Sam Brownback has resigned his Kansas governorship. Jeff Colyer has moved up to take his place. Colyer is running for a full term of his own with a campaign website that proclaims “A New Day for Kansas,” in a clear attempt to indicate distance between himself and the departing Brownback.
Does Gov. Colyer really represent a new day, or is he just using an updated version of Brownback’s old slogan “The sun is shining in Kansas”?

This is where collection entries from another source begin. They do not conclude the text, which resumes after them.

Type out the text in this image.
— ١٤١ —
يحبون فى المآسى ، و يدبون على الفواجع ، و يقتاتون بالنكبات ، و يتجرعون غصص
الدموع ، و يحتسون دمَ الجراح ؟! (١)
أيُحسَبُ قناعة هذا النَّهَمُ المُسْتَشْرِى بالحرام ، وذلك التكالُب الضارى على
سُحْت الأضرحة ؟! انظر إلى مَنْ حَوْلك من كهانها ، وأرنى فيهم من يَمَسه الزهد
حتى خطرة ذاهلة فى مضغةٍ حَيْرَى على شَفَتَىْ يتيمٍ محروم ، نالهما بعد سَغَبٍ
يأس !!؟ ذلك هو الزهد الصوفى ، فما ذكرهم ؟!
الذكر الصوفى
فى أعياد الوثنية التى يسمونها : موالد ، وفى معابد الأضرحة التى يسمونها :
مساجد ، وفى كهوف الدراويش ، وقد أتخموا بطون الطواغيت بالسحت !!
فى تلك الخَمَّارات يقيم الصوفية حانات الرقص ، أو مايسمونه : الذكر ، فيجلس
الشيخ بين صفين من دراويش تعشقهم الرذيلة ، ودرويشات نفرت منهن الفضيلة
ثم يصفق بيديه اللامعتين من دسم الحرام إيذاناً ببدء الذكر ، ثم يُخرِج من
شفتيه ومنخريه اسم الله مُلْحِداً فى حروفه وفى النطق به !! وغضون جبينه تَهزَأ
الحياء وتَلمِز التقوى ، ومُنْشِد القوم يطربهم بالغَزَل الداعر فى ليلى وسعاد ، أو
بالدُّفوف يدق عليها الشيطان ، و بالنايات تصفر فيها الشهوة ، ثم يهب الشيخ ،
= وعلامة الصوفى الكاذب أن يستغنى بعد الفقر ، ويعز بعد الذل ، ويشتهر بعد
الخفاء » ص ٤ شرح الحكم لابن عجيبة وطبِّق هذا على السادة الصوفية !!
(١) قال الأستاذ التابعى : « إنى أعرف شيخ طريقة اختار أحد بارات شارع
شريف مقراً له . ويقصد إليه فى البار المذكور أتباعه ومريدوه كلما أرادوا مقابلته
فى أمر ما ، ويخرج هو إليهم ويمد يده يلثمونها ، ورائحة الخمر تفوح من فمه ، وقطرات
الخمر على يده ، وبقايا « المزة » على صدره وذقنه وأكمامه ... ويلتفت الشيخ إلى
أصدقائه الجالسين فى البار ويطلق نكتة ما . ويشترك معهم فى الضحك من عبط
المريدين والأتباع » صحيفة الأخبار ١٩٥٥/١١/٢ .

Colyer has a mountain of work to do to make his “new day” claim truly meaningful. After all, as lieutenant governor he was present every step of the way during the Brownback administration. With Brownback he engineered the Kansas tax experiment that inflicted a multiyear budget crisis on Kansas and set back public education funding to the point that the Supreme Court declared the system unconstitutional. Just changing the nameplate on the governor’s office and shuffling staff can not erase that.
Colyer needs something big if he is to truly move in a new direction. He has an easy option, ripe for picking. Sign a Medicaid expansion bill.
Expanding eligibility for Medicaid would allow 150,000 Kansans to gain health insurance. Many of those are working Kansans who earn too much to be eligible for the current Medicaid program, but cannot access federal health insurance subsidies. Hospitals in every corner of the state would have a better chance of staying solvent if Kansas would expand Medicaid. And the federal government would pay almost the whole cost.
Surveys show that a large majority of Kansans favor expansion. In the last legislative session, most of our current legislators voted to expand, and they’re ready to vote for expansion again. Until now, Sam Brownback single-handedly thwarted Medicaid expansion which has cost Kansas more than $2.4 billion in federal dollars. This was a huge financial policy failure as well as a moral one.
Colyer could put that failure behind us and show that his governorship actually is something different. The Legislature is ready. Kansas citizens are ready. Colyer only needs to say “I’ll sign expansion” to enact the policy. The decision sits squarely on his shoulders.
He can call it “KanCare expansion.” KanCare is the semi-privatized Kansas version of Medicaid, and Colyer is the program’s father. As lieutenant governor, he led KanCare’s launch with the twin goals of saving money and delivering better care. It’s logical he’d want that expanded to more people.
Last week, expansion proponents packed the Senate Health and Welfare Committee hearings and submitted an enormous stack of testimony. But expansion was opposed by a tired set of conservative think tanks who went so far as to baldly claim that Kansans who would become eligible for Medicaid under expansion would be hurt by having health insurance. Unfortunately, Gov. Colyer sent a cabinet secretary to stand with the opposition group. That’s same old, same old. That’s a Brownback play.
By the time he resigned, Sam Brownback was a deeply unpopular governor. Colyer must cut himself loose from that legacy. With less than six months to go before the primary election, Kansans are about to find out if Colyer is serious about a “new day.”
Duane Goossen formerly served 12 years as Kansas budget director.